The following fourteen linocut prints were created in 1969 by Nigerian artist Bruce Onobrakpeya (b. 1932) of the Urhobo people. They are in the Collection of the SMA African Art Museum in Tenafly, New Jersey. The photos were taken by my husband, Eric James Jones.
Notice how the executioners are not ancient Roman soldiers but twentieth-century British colonial officers. Likewise transplanted into a different historical context, Jesus and the friends he meets along his way to Calvary are African, dressed in adire, with the women in headscarves. By situating the crucifixion narrative in colonial Africa, Onobrakpeya makes it more recognizable to his people. They themselves are witnesses to the event—devotees of the Christ who mourn his wrongful death—but also co-sufferers with him in their endurance of oppression.

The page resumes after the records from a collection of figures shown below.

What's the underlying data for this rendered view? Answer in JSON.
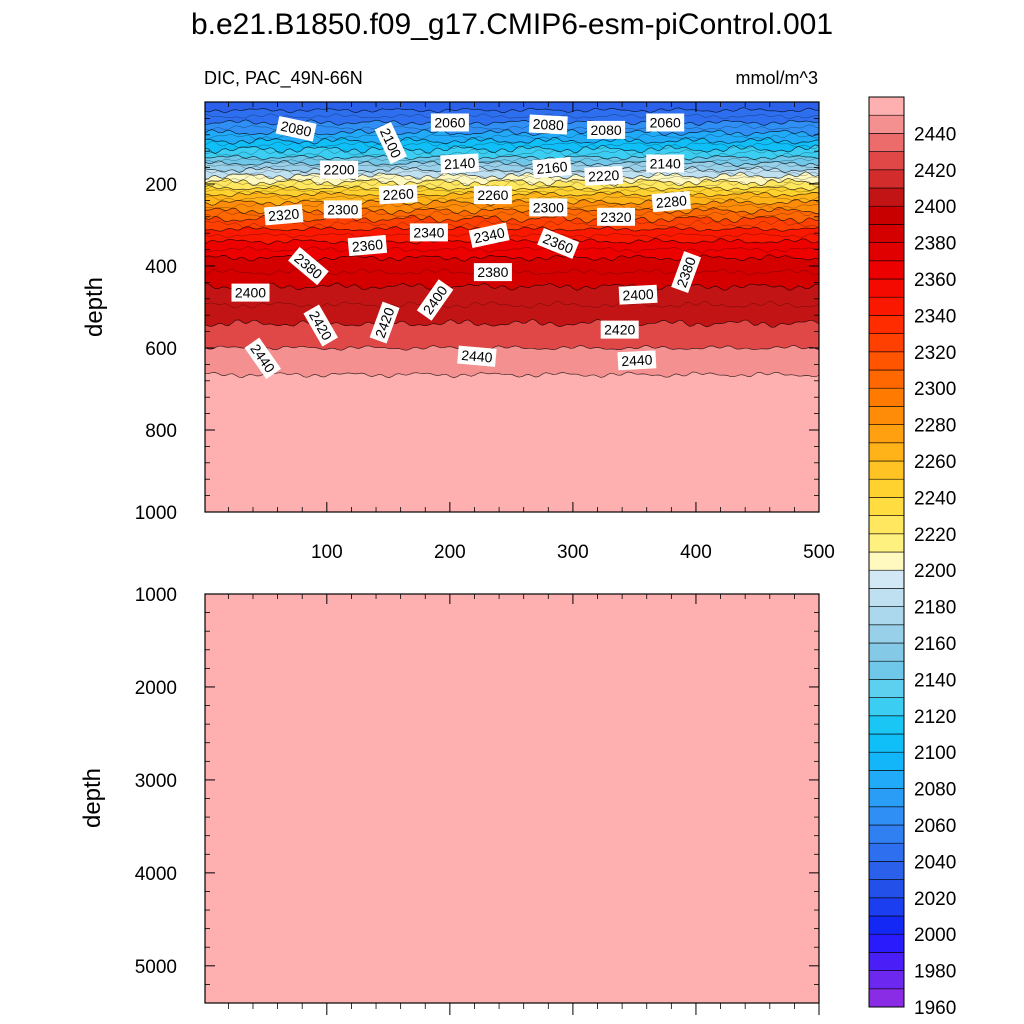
{
  "chart_data": [
    {
      "type": "contour",
      "title": "b.e21.B1850.f09_g17.CMIP6-esm-piControl.001",
      "left_label": "DIC, PAC_49N-66N",
      "units": "mmol/m^3",
      "xlabel": "",
      "ylabel": "depth",
      "xlim": [
        1,
        500
      ],
      "ylim": [
        1000,
        0
      ],
      "x_ticks": [
        100,
        200,
        300,
        400,
        500
      ],
      "y_ticks": [
        200,
        400,
        600,
        800,
        1000
      ],
      "contour_depth_profile": [
        {
          "value": 2040,
          "depth": 20
        },
        {
          "value": 2060,
          "depth": 50
        },
        {
          "value": 2080,
          "depth": 75
        },
        {
          "value": 2100,
          "depth": 95
        },
        {
          "value": 2120,
          "depth": 115
        },
        {
          "value": 2140,
          "depth": 135
        },
        {
          "value": 2160,
          "depth": 150
        },
        {
          "value": 2180,
          "depth": 165
        },
        {
          "value": 2200,
          "depth": 180
        },
        {
          "value": 2220,
          "depth": 195
        },
        {
          "value": 2240,
          "depth": 210
        },
        {
          "value": 2260,
          "depth": 225
        },
        {
          "value": 2280,
          "depth": 245
        },
        {
          "value": 2300,
          "depth": 265
        },
        {
          "value": 2320,
          "depth": 285
        },
        {
          "value": 2340,
          "depth": 310
        },
        {
          "value": 2360,
          "depth": 340
        },
        {
          "value": 2380,
          "depth": 380
        },
        {
          "value": 2400,
          "depth": 450
        },
        {
          "value": 2420,
          "depth": 540
        },
        {
          "value": 2440,
          "depth": 600
        },
        {
          "value": 2450,
          "depth": 665
        }
      ],
      "contour_labels": [
        {
          "text": "2080",
          "x": 75,
          "depth": 65,
          "angle": 12
        },
        {
          "text": "2100",
          "x": 152,
          "depth": 100,
          "angle": 65
        },
        {
          "text": "2060",
          "x": 200,
          "depth": 50,
          "angle": 0
        },
        {
          "text": "2080",
          "x": 280,
          "depth": 55,
          "angle": 3
        },
        {
          "text": "2080",
          "x": 327,
          "depth": 68,
          "angle": 0
        },
        {
          "text": "2060",
          "x": 375,
          "depth": 50,
          "angle": 0
        },
        {
          "text": "2200",
          "x": 110,
          "depth": 165,
          "angle": 0
        },
        {
          "text": "2140",
          "x": 208,
          "depth": 150,
          "angle": -3
        },
        {
          "text": "2160",
          "x": 283,
          "depth": 160,
          "angle": -5
        },
        {
          "text": "2220",
          "x": 325,
          "depth": 180,
          "angle": -3
        },
        {
          "text": "2140",
          "x": 375,
          "depth": 150,
          "angle": 0
        },
        {
          "text": "2260",
          "x": 158,
          "depth": 225,
          "angle": -3
        },
        {
          "text": "2260",
          "x": 235,
          "depth": 227,
          "angle": 0
        },
        {
          "text": "2320",
          "x": 65,
          "depth": 275,
          "angle": -5
        },
        {
          "text": "2300",
          "x": 113,
          "depth": 262,
          "angle": 0
        },
        {
          "text": "2300",
          "x": 280,
          "depth": 257,
          "angle": 0
        },
        {
          "text": "2320",
          "x": 335,
          "depth": 280,
          "angle": 0
        },
        {
          "text": "2280",
          "x": 380,
          "depth": 243,
          "angle": -5
        },
        {
          "text": "2360",
          "x": 133,
          "depth": 350,
          "angle": -5
        },
        {
          "text": "2340",
          "x": 183,
          "depth": 318,
          "angle": 0
        },
        {
          "text": "2340",
          "x": 232,
          "depth": 325,
          "angle": -12
        },
        {
          "text": "2360",
          "x": 288,
          "depth": 345,
          "angle": 22
        },
        {
          "text": "2380",
          "x": 85,
          "depth": 400,
          "angle": 40
        },
        {
          "text": "2380",
          "x": 235,
          "depth": 415,
          "angle": 0
        },
        {
          "text": "2380",
          "x": 392,
          "depth": 415,
          "angle": -70
        },
        {
          "text": "2400",
          "x": 38,
          "depth": 465,
          "angle": 0
        },
        {
          "text": "2400",
          "x": 188,
          "depth": 483,
          "angle": -55
        },
        {
          "text": "2400",
          "x": 353,
          "depth": 470,
          "angle": -3
        },
        {
          "text": "2420",
          "x": 95,
          "depth": 545,
          "angle": 60
        },
        {
          "text": "2420",
          "x": 147,
          "depth": 538,
          "angle": -70
        },
        {
          "text": "2420",
          "x": 338,
          "depth": 555,
          "angle": 0
        },
        {
          "text": "2440",
          "x": 48,
          "depth": 625,
          "angle": 55
        },
        {
          "text": "2440",
          "x": 222,
          "depth": 620,
          "angle": 5
        },
        {
          "text": "2440",
          "x": 352,
          "depth": 630,
          "angle": -3
        }
      ]
    },
    {
      "type": "contour",
      "title": "",
      "xlabel": "",
      "ylabel": "depth",
      "xlim": [
        1,
        500
      ],
      "ylim": [
        5400,
        1000
      ],
      "y_ticks": [
        1000,
        2000,
        3000,
        4000,
        5000
      ],
      "fill_color": "#feb0b0"
    },
    {
      "type": "colorbar",
      "levels": [
        1960,
        1970,
        1980,
        1990,
        2000,
        2010,
        2020,
        2030,
        2040,
        2050,
        2060,
        2070,
        2080,
        2090,
        2100,
        2110,
        2120,
        2130,
        2140,
        2150,
        2160,
        2170,
        2180,
        2190,
        2200,
        2210,
        2220,
        2230,
        2240,
        2250,
        2260,
        2270,
        2280,
        2290,
        2300,
        2310,
        2320,
        2330,
        2340,
        2350,
        2360,
        2370,
        2380,
        2390,
        2400,
        2410,
        2420,
        2430,
        2440,
        2450
      ],
      "labels": [
        1960,
        1980,
        2000,
        2020,
        2040,
        2060,
        2080,
        2100,
        2120,
        2140,
        2160,
        2180,
        2200,
        2220,
        2240,
        2260,
        2280,
        2300,
        2320,
        2340,
        2360,
        2380,
        2400,
        2420,
        2440
      ],
      "colors": [
        "#8a2be6",
        "#6d28f0",
        "#4a1ff7",
        "#2a1bfc",
        "#1428f5",
        "#1a3ef0",
        "#2450ea",
        "#2a60ea",
        "#2d6fef",
        "#3080f2",
        "#2f8ff4",
        "#2a9ef6",
        "#20aaf8",
        "#14b6fa",
        "#10bff8",
        "#1ac6f4",
        "#3ccef2",
        "#5dd0f0",
        "#6fc8ea",
        "#84c9e6",
        "#98d0ea",
        "#acd8ed",
        "#bee0f0",
        "#d2e8f4",
        "#fff9c0",
        "#fff180",
        "#ffe760",
        "#ffdd40",
        "#ffd230",
        "#ffc424",
        "#ffb318",
        "#ffa010",
        "#ff8c08",
        "#ff7a00",
        "#ff6800",
        "#ff5400",
        "#ff4000",
        "#ff2c00",
        "#fa1800",
        "#f40a00",
        "#ec0000",
        "#e00000",
        "#d40000",
        "#c80000",
        "#c21414",
        "#d22c2c",
        "#e04848",
        "#ec6c6c",
        "#f49090",
        "#feb0b0"
      ]
    }
  ]
}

The theme of salvation that’s expressed in this stations series is both personal and political. Onobrakpeya encourages Africans to see themselves as key players in the modern-day enactment and spread of the gospel. Christ’s sacrifice was as much for them as it was for any other people. And it brought about salvation not merely from individual sins but from the kingdom of this world. It frees us to live as citizens of another kingdom, to submit to the rule of a different lord, one who will never exploit us or crush us but whose every law is for the flourishing of earth and humanity. Love, peace, righteousness, reconciliation—these are the laws of Christ’s kingdom, the fruits of his grace.

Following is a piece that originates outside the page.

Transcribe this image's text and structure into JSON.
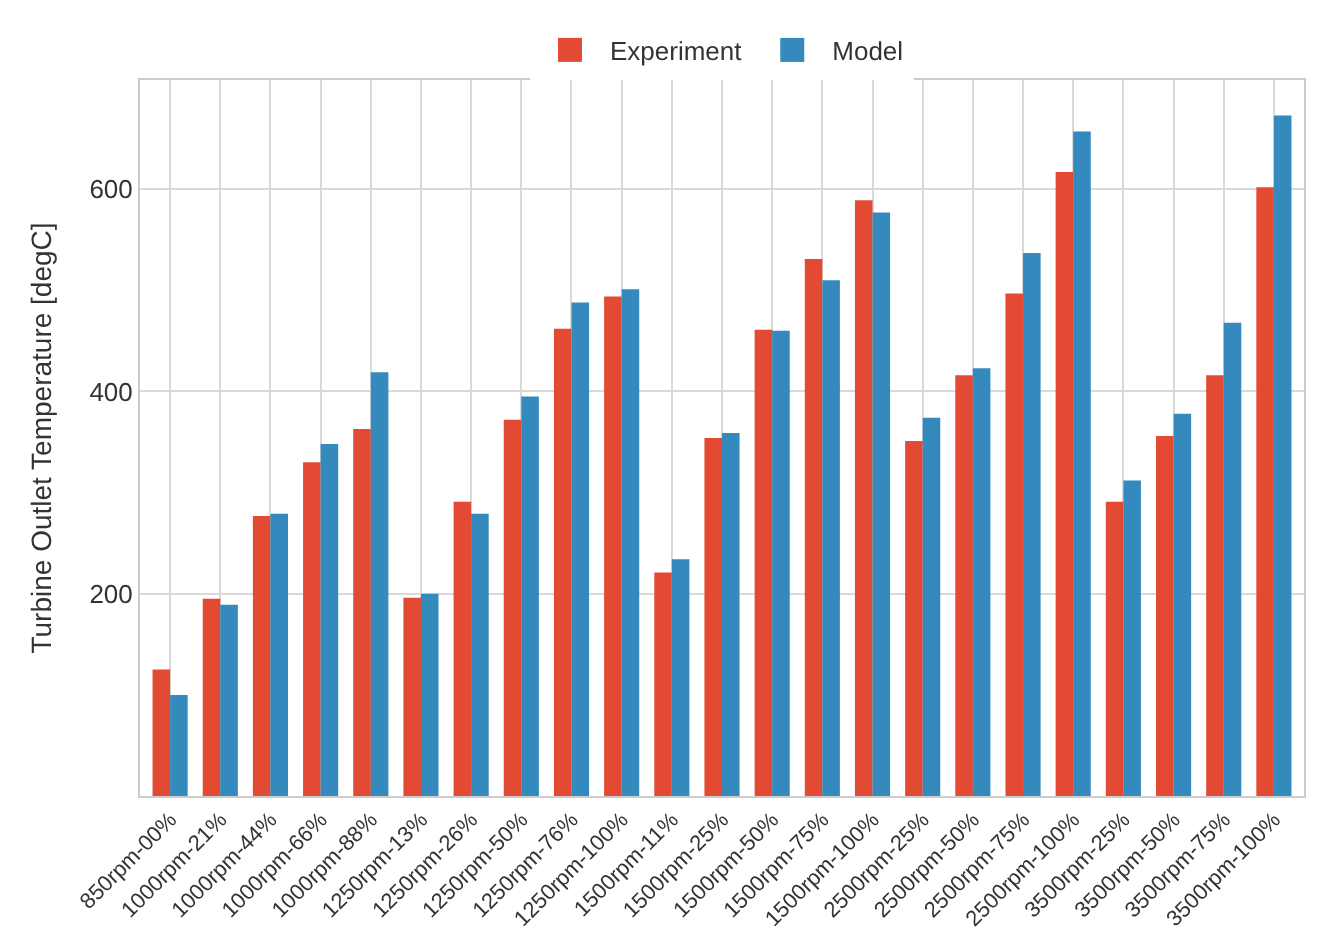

Other African artists have done their own versions of the Stations of the Cross, but one of the things that makes Onobrakpeya’s unique is his use of color and patterning. Greens, blues, reds, and yellows explode into the background, as do checkers, spirals, zigzags, dots, and other geometric shapes, repeated from the figures’ garments. Such abstraction adds to the mysticality of the event.